Je vous honore et révère dans le martyre très douloureux que votre sainte Mère a porté au pied de votre croix. Je vous loue et magnifie dans les divers martyres de vos Saints, qui ont enduré tant et de si atroces tourments pour l'amour de vous.

J'adore et je bénis toutes les pensées, les desseins et l'amour infini que vous avez eu de toute éternité au regard de tous les bienheureux Martyrs qui ont été depuis le commencement et qui seront jusqu'à la fin du monde dans votre sainte Église. J'adore et je révère, en toutes les manières qu'il m'est possible, le désir extrême et la soif très ardente que vous avez de souffrir et de mourir jusqu'à la fin du monde dans vos membres, afin d'accomplir le mystère de votre sainte Passion, et de glorifier votre Père par la voie des souffrances et de la mort, jusqu'à la fin du monde. »

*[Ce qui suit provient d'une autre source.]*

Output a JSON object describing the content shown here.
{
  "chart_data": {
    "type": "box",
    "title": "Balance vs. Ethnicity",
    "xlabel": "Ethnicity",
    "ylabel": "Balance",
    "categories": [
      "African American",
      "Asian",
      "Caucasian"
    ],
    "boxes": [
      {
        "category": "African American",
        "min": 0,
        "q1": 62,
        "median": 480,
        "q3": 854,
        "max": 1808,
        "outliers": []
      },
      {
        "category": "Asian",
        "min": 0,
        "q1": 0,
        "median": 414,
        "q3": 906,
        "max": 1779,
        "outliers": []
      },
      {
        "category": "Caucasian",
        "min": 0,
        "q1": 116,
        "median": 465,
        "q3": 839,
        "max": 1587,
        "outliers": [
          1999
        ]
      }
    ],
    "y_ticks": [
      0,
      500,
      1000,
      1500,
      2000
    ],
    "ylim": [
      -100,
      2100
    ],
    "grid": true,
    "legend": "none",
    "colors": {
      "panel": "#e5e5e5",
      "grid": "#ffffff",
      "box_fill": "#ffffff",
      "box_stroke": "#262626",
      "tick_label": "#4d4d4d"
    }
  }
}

Saint Jean Eudes (OC XII, 135)

 

 

A Caen, le 25 mars 1637, alors qu’il n’a que 36 ans, saint Jean Eudes écrit de sa main et signe de son sang le « Vœu du Martyre » dont ces lignes sont extraites. C’est l’écrit où il se livre le plus intimement – car il l’adresse à Jésus et ne le rédige que pour lui-même. Jean Eudes y adore Jésus dans le martyre qu’il a souffert sur la croix, et auquel Marie a communié ; et dans le désir que le Christ a de continuer ce don de lui-même en ses membres, jusqu’à la fin des temps. Puis le Père Eudes s’offre lui-même pour donner sa vie « pour la gloire et l’amour de Jésus ». Ces paroles ont du poids : à deux reprises, au service des pestiférés des plaines de Caen, Jean Eudes a risqué très consciemment sa vie par amour pour les membres de Jésus. Dans le vœu qu’il exprime à Jésus, nous percevons toute la foi et la charité du jeune missionnaire : il aime Jésus, il renonce à lui-même pour vivre de Jésus. De manière bien réfléchie et passionnée, il veut vivre jusqu’au bout la logique baptismale : mourir et ressusciter avec le Christ. Cette logique nous appelle aujourd’hui à déchiffrer nos vies en termes de participation à la Pâque de Jésus. Bien sûr, cela ne transforme pas nos vies en contes de fées ! La vie chrétienne est celle d’hommes et de femmes que la mort, sous toutes ses formes, atteint toujours et souvent de plein fouet, mais qu’elle ne terrasse plus. Comme l’écrivait Madeleine Delbrel, « Il s’agit, dans cette fréquentation de la mort, d’apprendre à fréquenter la vie ».

 

Père Romain

Je prends un instant pour méditer toutes ces choses dans mon cœur (cf Luc 2,19)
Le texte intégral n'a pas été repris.